June 23, 2006Foreign Affairs

The new farce in New York

India should drive an uncompromising agenda at the UN Human Rights Council. Or leave.

This is an archived blog post from The Acorn.

The central problem of the UN Human Rights Council is its assumption that a motley collection of countries — without regard to their own domestic position and practice — can be an effective vehicle to protect the inalienable rights of people everywhere on the planet. How can it be even reasonable for countries, a majority of which are not free societies, to have a say in the definition and protection of human rights elsewhere? Most importantly, how can it be even reasonable for India participate in such a grouping, implicitly devaluing its own democratic credentials and consitutional freedoms? Unless India is prepared to spread freedom’ across the world, India stands to benefit little by participating in this new talk shop.

With the rationale and composition of the Human Rights Council being so contradictory, it is not unsurprising that its business will throw up such gems as Pakistan, on behalf of the OIC, highlighting the urgent need for developing an effective approach to combat defamation of religions and promote respect and tolerance”. It was supported by Saudi Arabia and Iran, whose foreign minister Manouchehr Mottaki declared that freedom of expression should not constitute a pretext and a platform to insult religions and their sanctities. Defamation of religions, particularly the divine message of Islam, should be rejected”.

The question is this — what would the Indian government do if the UN were to circumscribe some rights that the Indian constitution guarantees its citizens? It is not obliged to take the UNs definition, of course, but it is likely that India will be forced on the defensive. The lesson from Nehru’s ill-advised involvement of the UN in the face of Pakistani aggression in Kashmir is that it is best to keep the UN out of affairs that India can sort out on its own.
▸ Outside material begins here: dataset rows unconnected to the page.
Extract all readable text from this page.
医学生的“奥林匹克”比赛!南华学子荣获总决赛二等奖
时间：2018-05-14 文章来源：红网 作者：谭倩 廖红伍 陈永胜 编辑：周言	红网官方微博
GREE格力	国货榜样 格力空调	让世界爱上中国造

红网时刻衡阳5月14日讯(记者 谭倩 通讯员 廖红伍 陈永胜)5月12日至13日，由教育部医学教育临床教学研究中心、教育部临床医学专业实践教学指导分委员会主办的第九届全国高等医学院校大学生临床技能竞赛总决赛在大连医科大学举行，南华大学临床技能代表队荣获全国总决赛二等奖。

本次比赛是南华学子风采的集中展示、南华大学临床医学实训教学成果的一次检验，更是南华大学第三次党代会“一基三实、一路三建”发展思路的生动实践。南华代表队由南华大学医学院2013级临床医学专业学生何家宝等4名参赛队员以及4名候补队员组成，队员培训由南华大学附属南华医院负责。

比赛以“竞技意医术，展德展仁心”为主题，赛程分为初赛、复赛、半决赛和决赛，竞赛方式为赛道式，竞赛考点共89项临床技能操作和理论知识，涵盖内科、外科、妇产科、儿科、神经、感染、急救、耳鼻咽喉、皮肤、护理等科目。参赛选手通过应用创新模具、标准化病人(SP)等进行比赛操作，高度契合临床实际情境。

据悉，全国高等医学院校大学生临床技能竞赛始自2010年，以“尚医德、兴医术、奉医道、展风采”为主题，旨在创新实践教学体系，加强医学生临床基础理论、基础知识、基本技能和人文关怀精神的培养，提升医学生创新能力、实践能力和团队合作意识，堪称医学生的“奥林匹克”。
At the minimum, the UN Human Rights Council will be farcical and ineffective (so what is it doing about Sudan?). But in the worst case, the Human Rights Council can pass resolutions that, like those ancient UN security council resolutions on Kashmir, can be used to frustrate India at every opportunity. (By the way, the Pakistani delegate to the inaugural session didn’t miss the chance to do his routine on Kashmir)

India should have stayed out. But now that it finds itself in the Council it must prevent the agenda from being hijacked in the name of religious sensitivities or suchlike. India should either take a bold, uncompromising stand on the universality of rights and freedoms; or pull out altogether if it lacks the appetite for this. And then let the farce be complete.